Однажды я катился с горки на санках, и большой палец попал под полоз. Бабушка кровавый ноготь забинтовала и сказала: «Теперь сойдёт», а я не понял: «Как сойдёт?» (Не снег всё-таки.) – «Так и сойдёт».
Кто поменьше – катились на картонках и санках, постарше – лихо съезжали стоя, балансируя и выправляясь, когда ставит совсем боком. В конце ледяного языка, где он терялся в снегу, полёт обращался в почти комичную побежку.

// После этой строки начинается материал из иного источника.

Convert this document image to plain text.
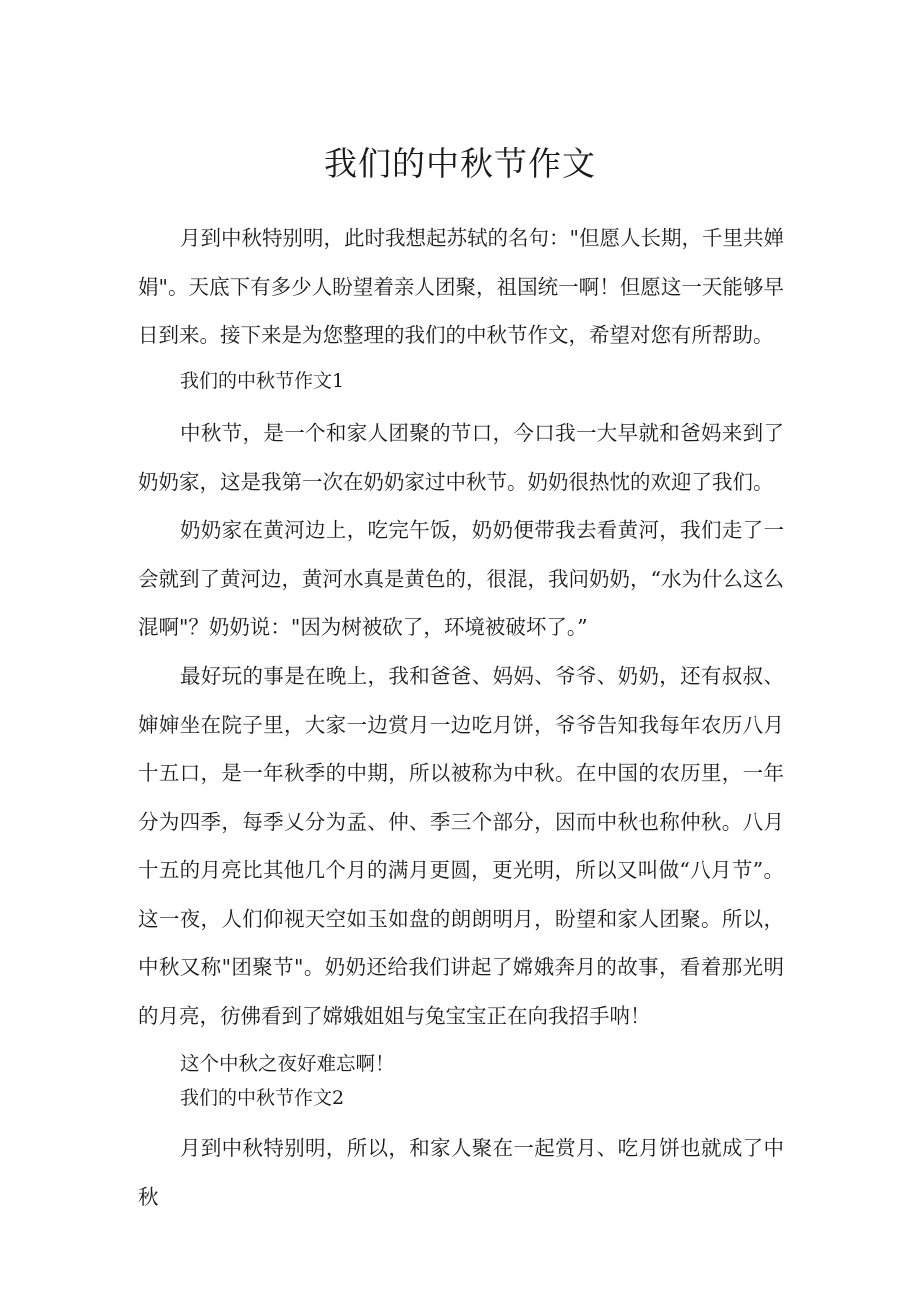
我们的中秋节作文

月到中秋特别明，此时我想起苏轼的名句："但愿人长期，千里共婵娟"。天底下有多少人盼望着亲人团聚，祖国统一啊！但愿这一天能够早日到来。接下来是为您整理的我们的中秋节作文，希望对您有所帮助。

我们的中秋节作文1

中秋节，是一个和家人团聚的节口，今口我一大早就和爸妈来到了奶奶家，这是我第一次在奶奶家过中秋节。奶奶很热忱的欢迎了我们。

奶奶家在黄河边上，吃完午饭，奶奶便带我去看黄河，我们走了一会就到了黄河边，黄河水真是黄色的，很混，我问奶奶，“水为什么这么混啊"？奶奶说："因为树被砍了，环境被破坏了。”

最好玩的事是在晚上，我和爸爸、妈妈、爷爷、奶奶，还有叔叔、婶婶坐在院子里，大家一边赏月一边吃月饼，爷爷告知我每年农历八月十五口，是一年秋季的中期，所以被称为中秋。在中国的农历里，一年分为四季，每季乂分为孟、仲、季三个部分，因而中秋也称仲秋。八月十五的月亮比其他几个月的满月更圆，更光明，所以又叫做“八月节”。这一夜，人们仰视天空如玉如盘的朗朗明月，盼望和家人团聚。所以，中秋又称"团聚节"。奶奶还给我们讲起了嫦娥奔月的故事，看着那光明的月亮，彷佛看到了嫦娥姐姐与兔宝宝正在向我招手呐！

这个中秋之夜好难忘啊！

我们的中秋节作文2

月到中秋特别明，所以，和家人聚在一起赏月、吃月饼也就成了中秋
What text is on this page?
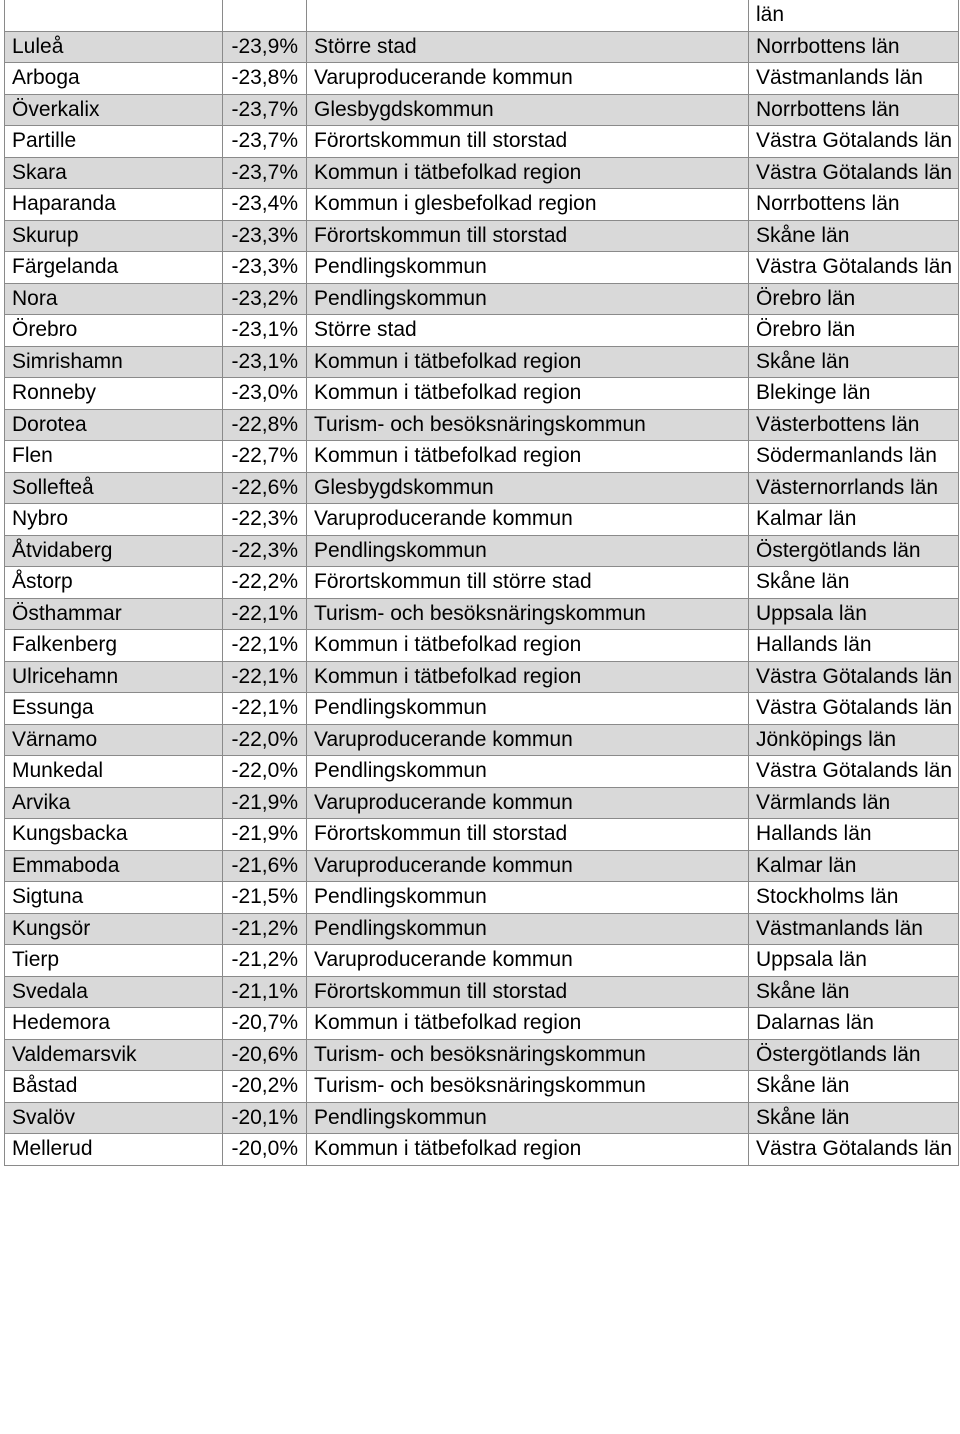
			län
Luleå	-23,9%	Större stad	Norrbottens län
Arboga	-23,8%	Varuproducerande kommun	Västmanlands län
Överkalix	-23,7%	Glesbygdskommun	Norrbottens län
Partille	-23,7%	Förortskommun till storstad	Västra Götalands län
Skara	-23,7%	Kommun i tätbefolkad region	Västra Götalands län
Haparanda	-23,4%	Kommun i glesbefolkad region	Norrbottens län
Skurup	-23,3%	Förortskommun till storstad	Skåne län
Färgelanda	-23,3%	Pendlingskommun	Västra Götalands län
Nora	-23,2%	Pendlingskommun	Örebro län
Örebro	-23,1%	Större stad	Örebro län
Simrishamn	-23,1%	Kommun i tätbefolkad region	Skåne län
Ronneby	-23,0%	Kommun i tätbefolkad region	Blekinge län
Dorotea	-22,8%	Turism- och besöksnäringskommun	Västerbottens län
Flen	-22,7%	Kommun i tätbefolkad region	Södermanlands län
Sollefteå	-22,6%	Glesbygdskommun	Västernorrlands län
Nybro	-22,3%	Varuproducerande kommun	Kalmar län
Åtvidaberg	-22,3%	Pendlingskommun	Östergötlands län
Åstorp	-22,2%	Förortskommun till större stad	Skåne län
Östhammar	-22,1%	Turism- och besöksnäringskommun	Uppsala län
Falkenberg	-22,1%	Kommun i tätbefolkad region	Hallands län
Ulricehamn	-22,1%	Kommun i tätbefolkad region	Västra Götalands län
Essunga	-22,1%	Pendlingskommun	Västra Götalands län
Värnamo	-22,0%	Varuproducerande kommun	Jönköpings län
Munkedal	-22,0%	Pendlingskommun	Västra Götalands län
Arvika	-21,9%	Varuproducerande kommun	Värmlands län
Kungsbacka	-21,9%	Förortskommun till storstad	Hallands län
Emmaboda	-21,6%	Varuproducerande kommun	Kalmar län
Sigtuna	-21,5%	Pendlingskommun	Stockholms län
Kungsör	-21,2%	Pendlingskommun	Västmanlands län
Tierp	-21,2%	Varuproducerande kommun	Uppsala län
Svedala	-21,1%	Förortskommun till storstad	Skåne län
Hedemora	-20,7%	Kommun i tätbefolkad region	Dalarnas län
Valdemarsvik	-20,6%	Turism- och besöksnäringskommun	Östergötlands län
Båstad	-20,2%	Turism- och besöksnäringskommun	Skåne län
Svalöv	-20,1%	Pendlingskommun	Skåne län
Mellerud	-20,0%	Kommun i tätbefolkad region	Västra Götalands län
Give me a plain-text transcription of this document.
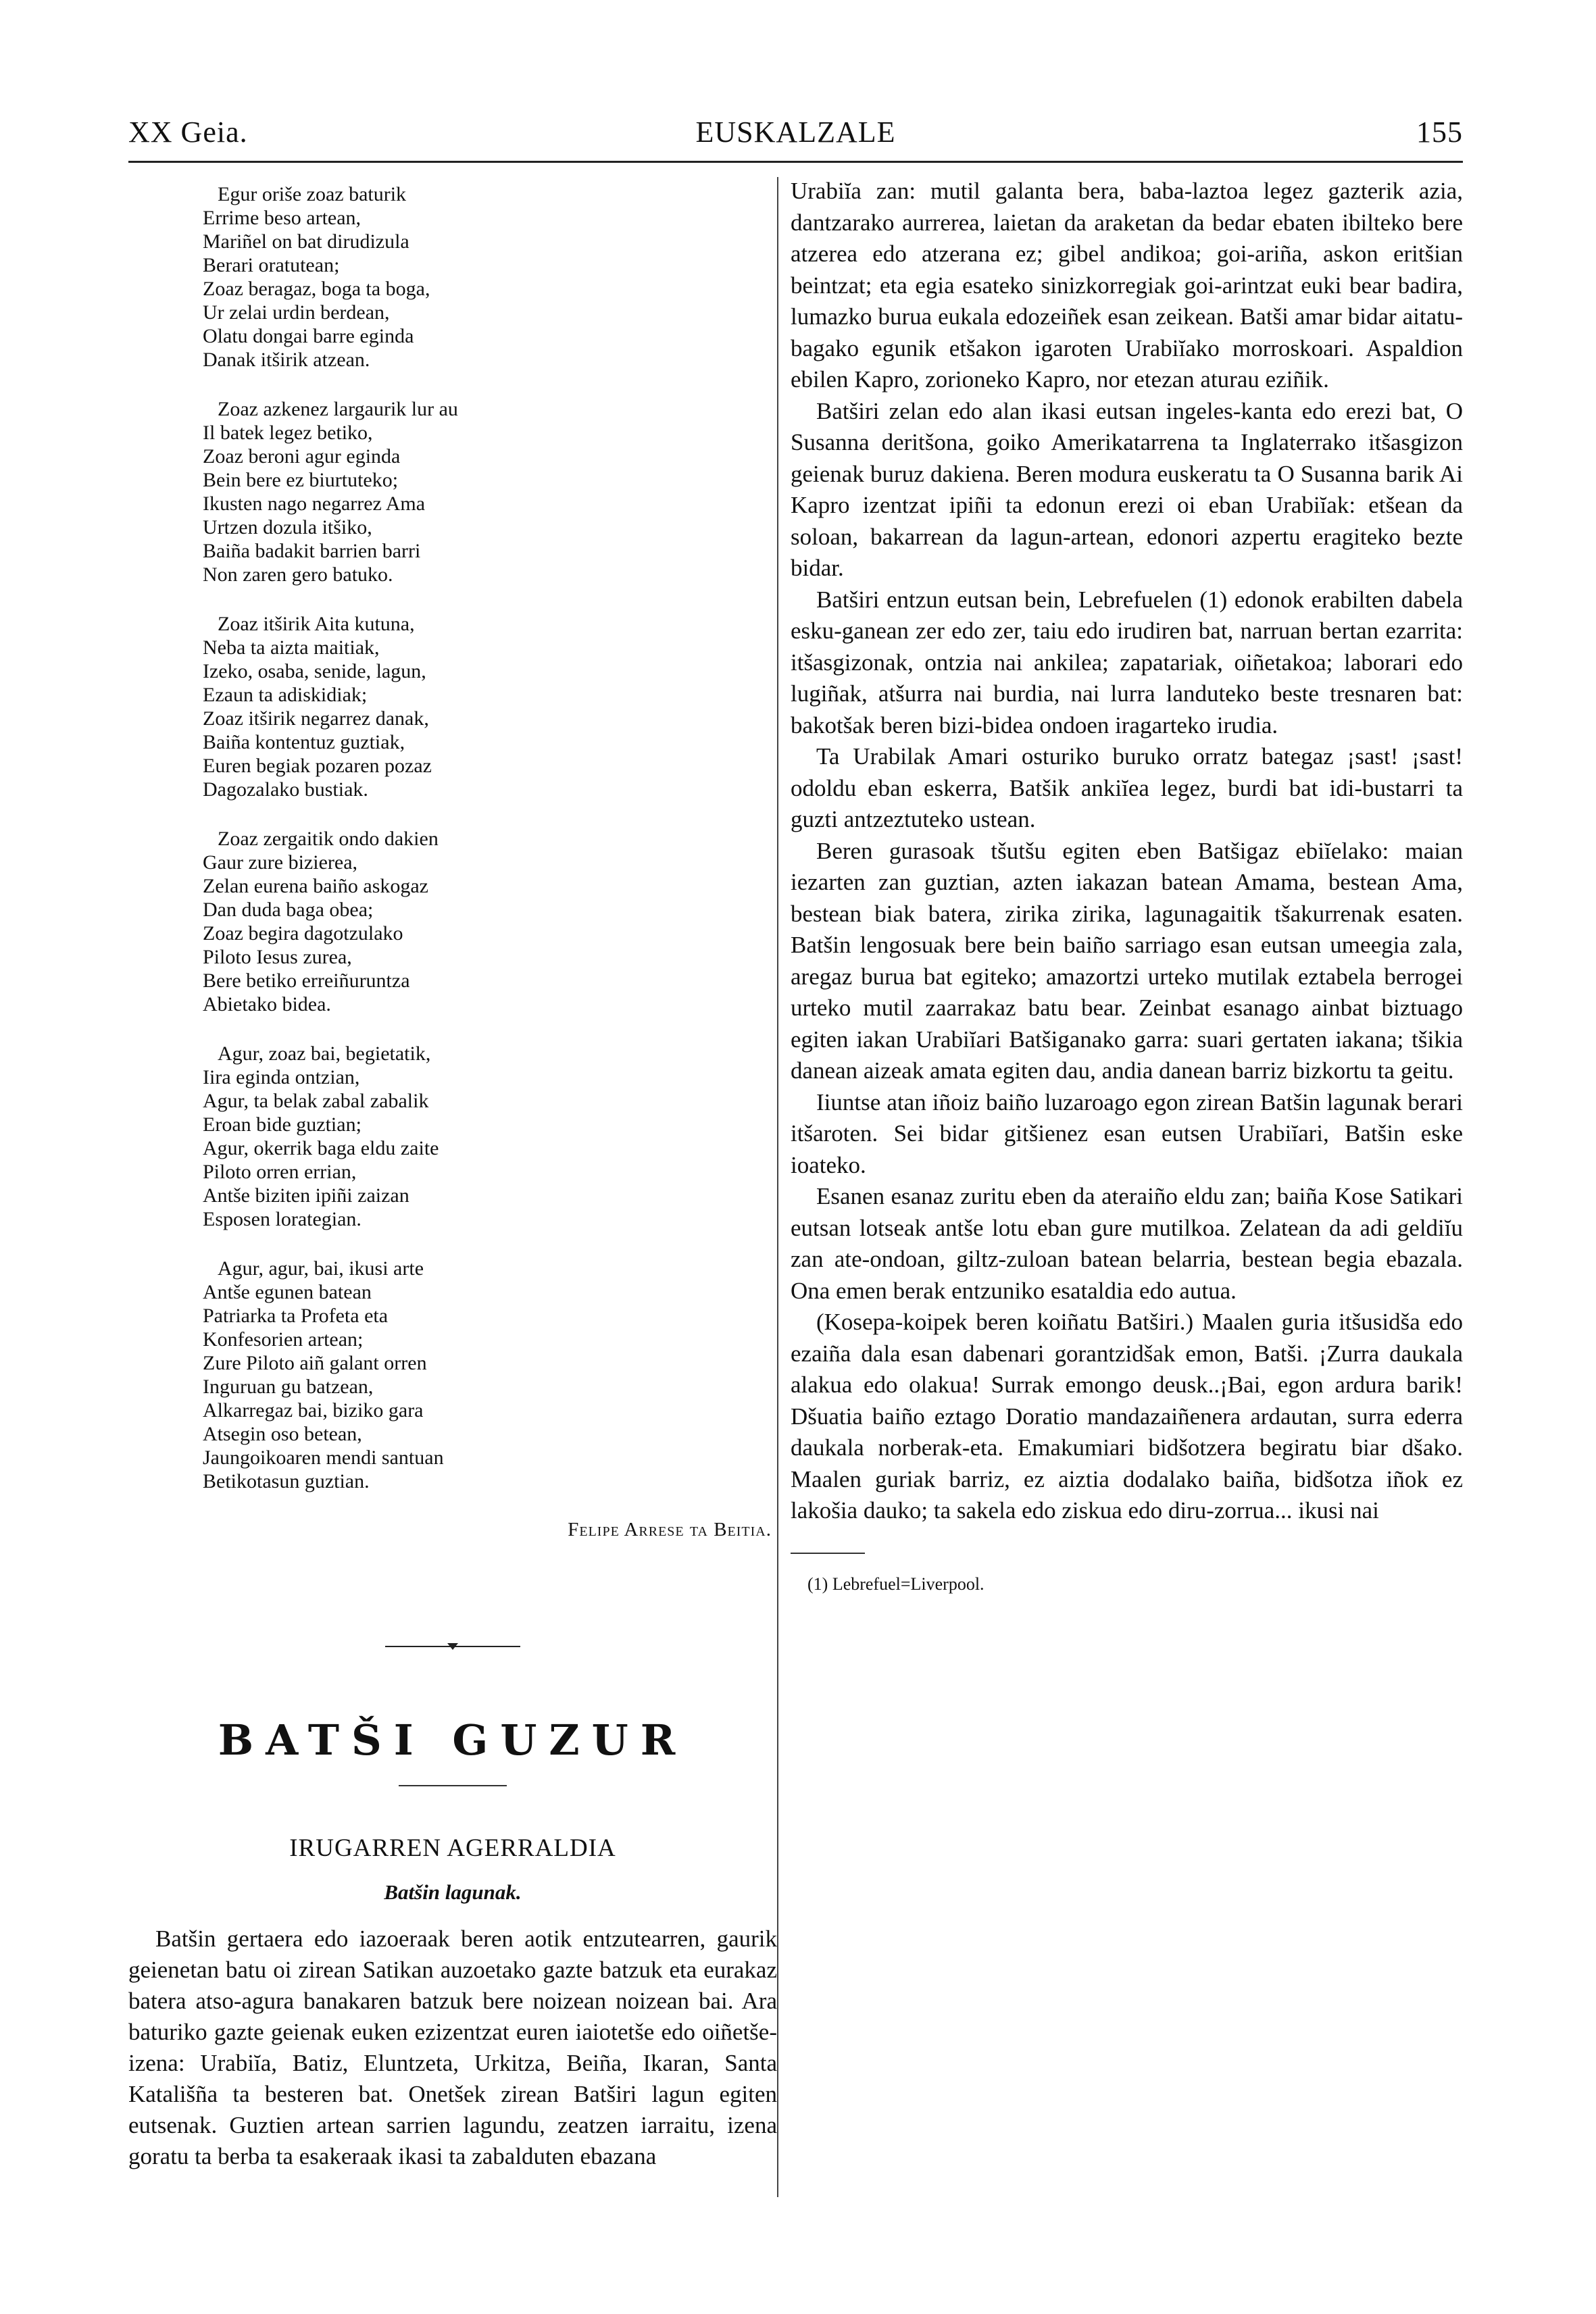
XX Geia.	EUSKALZALE	155
Egur oriše zoaz baturik
Errime beso artean,
Mariñel on bat dirudizula
Berari oratutean;
Zoaz beragaz, boga ta boga,
Ur zelai urdin berdean,
Olatu dongai barre eginda
Danak itširik atzean.
Zoaz azkenez largaurik lur au
Il batek legez betiko,
Zoaz beroni agur eginda
Bein bere ez biurtuteko;
Ikusten nago negarrez Ama
Urtzen dozula itšiko,
Baiña badakit barrien barri
Non zaren gero batuko.
Zoaz itširik Aita kutuna,
Neba ta aizta maitiak,
Izeko, osaba, senide, lagun,
Ezaun ta adiskidiak;
Zoaz itširik negarrez danak,
Baiña kontentuz guztiak,
Euren begiak pozaren pozaz
Dagozalako bustiak.
Zoaz zergaitik ondo dakien
Gaur zure bizierea,
Zelan eurena baiño askogaz
Dan duda baga obea;
Zoaz begira dagotzulako
Piloto Iesus zurea,
Bere betiko erreiñuruntza
Abietako bidea.
Agur, zoaz bai, begietatik,
Iira eginda ontzian,
Agur, ta belak zabal zabalik
Eroan bide guztian;
Agur, okerrik baga eldu zaite
Piloto orren errian,
Antše biziten ipiñi zaizan
Esposen lorategian.
Agur, agur, bai, ikusi arte
Antše egunen batean
Patriarka ta Profeta eta
Konfesorien artean;
Zure Piloto aiñ galant orren
Inguruan gu batzean,
Alkarregaz bai, biziko gara
Atsegin oso betean,
Jaungoikoaren mendi santuan
Betikotasun guztian.
Felipe Arrese ta Beitia.
BATŠI GUZUR
IRUGARREN AGERRALDIA
Batšin lagunak.
Batšin gertaera edo iazoeraak beren aotik entzutearren, gaurik geienetan batu oi zirean Satikan auzoetako gazte batzuk eta eurakaz batera atso-agura banakaren batzuk bere noizean noizean bai. Ara baturiko gazte geienak euken ezizentzat euren iaiotetše edo oiñetše-izena: Urabiĭa, Batiz, Eluntzeta, Urkitza, Beiña, Ikaran, Santa Katališña ta besteren bat. Onetšek zirean Batširi lagun egiten eutsenak. Guztien artean sarrien lagundu, zeatzen iarraitu, izena goratu ta berba ta esakeraak ikasi ta zabalduten ebazana
Urabiĭa zan: mutil galanta bera, baba-laztoa legez gazterik azia, dantzarako aurrerea, laietan da araketan da bedar ebaten ibilteko bere atzerea edo atzerana ez; gibel andikoa; goi-ariña, askon eritšian beintzat; eta egia esateko sinizkorregiak goi-arintzat euki bear badira, lumazko burua eukala edozeiñek esan zeikean. Batši amar bidar aitatu-bagako egunik etšakon igaroten Urabiĭako morroskoari. Aspaldion ebilen Kapro, zorioneko Kapro, nor etezan aturau eziñik.
Batširi zelan edo alan ikasi eutsan ingeles-kanta edo erezi bat, O Susanna deritšona, goiko Amerikatarrena ta Inglaterrako itšasgizon geienak buruz dakiena. Beren modura euskeratu ta O Susanna barik Ai Kapro izentzat ipiñi ta edonun erezi oi eban Urabiĭak: etšean da soloan, bakarrean da lagun-artean, edonori azpertu eragiteko bezte bidar.
Batširi entzun eutsan bein, Lebrefuelen (1) edonok erabilten dabela esku-ganean zer edo zer, taiu edo irudiren bat, narruan bertan ezarrita: itšasgizonak, ontzia nai ankilea; zapatariak, oiñetakoa; laborari edo lugiñak, atšurra nai burdia, nai lurra landuteko beste tresnaren bat: bakotšak beren bizi-bidea ondoen iragarteko irudia.
Ta Urabilak Amari osturiko buruko orratz bategaz ¡sast! ¡sast! odoldu eban eskerra, Batšik ankiĭea legez, burdi bat idi-bustarri ta guzti antzeztuteko ustean.
Beren gurasoak tšutšu egiten eben Batšigaz ebiĭelako: maian iezarten zan guztian, azten iakazan batean Amama, bestean Ama, bestean biak batera, zirika zirika, lagunagaitik tšakurrenak esaten. Batšin lengosuak bere bein baiño sarriago esan eutsan umeegia zala, aregaz burua bat egiteko; amazortzi urteko mutilak eztabela berrogei urteko mutil zaarrakaz batu bear. Zeinbat esanago ainbat biztuago egiten iakan Urabiĭari Batšiganako garra: suari gertaten iakana; tšikia danean aizeak amata egiten dau, andia danean barriz bizkortu ta geitu.
Iiuntse atan iñoiz baiño luzaroago egon zirean Batšin lagunak berari itšaroten. Sei bidar gitšienez esan eutsen Urabiĭari, Batšin eske ioateko.
Esanen esanaz zuritu eben da ateraiño eldu zan; baiña Kose Satikari eutsan lotseak antše lotu eban gure mutilkoa. Zelatean da adi geldiĭu zan ate-ondoan, giltz-zuloan batean belarria, bestean begia ebazala. Ona emen berak entzuniko esataldia edo autua.
(Kosepa-koipek beren koiñatu Batširi.) Maalen guria itšusidša edo ezaiña dala esan dabenari gorantzidšak emon, Batši. ¡Zurra daukala alakua edo olakua! Surrak emongo deusk..¡Bai, egon ardura barik! Dšuatia baiño eztago Doratio mandazaiñenera ardautan, surra ederra daukala norberak-eta. Emakumiari bidšotzera begiratu biar dšako. Maalen guriak barriz, ez aiztia dodalako baiña, bidšotza iñok ez lakošia dauko; ta sakela edo ziskua edo diru-zorrua... ikusi nai
(1) Lebrefuel=Liverpool.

Бывало, карапуза развернёт в конце ледяной дорожки. Он замешкается, отползая на снег, пытаясь ухватить заледенелой рукавицей картонку, та отскальзывает по льду, он тянется, а тут кто-то большой, истошно крича: «Ээээ! Отход, малой!», сметёт малыша, да и сам завалится, смешно заперебирав ногами.
Обязательно какая-нибудь поперечная карапузная душа ползёт по горке против движения вверх, цепляясь за бортик, не обращая внимания на возмущённые крики и толчки несущихся с горки. Или вдруг все начнут тоже с разбегу залезать на горку по ледяной дорожке, падать и снова лезть. А кто-то не успел съехать, отпустил картонку, и она несётся, пустая.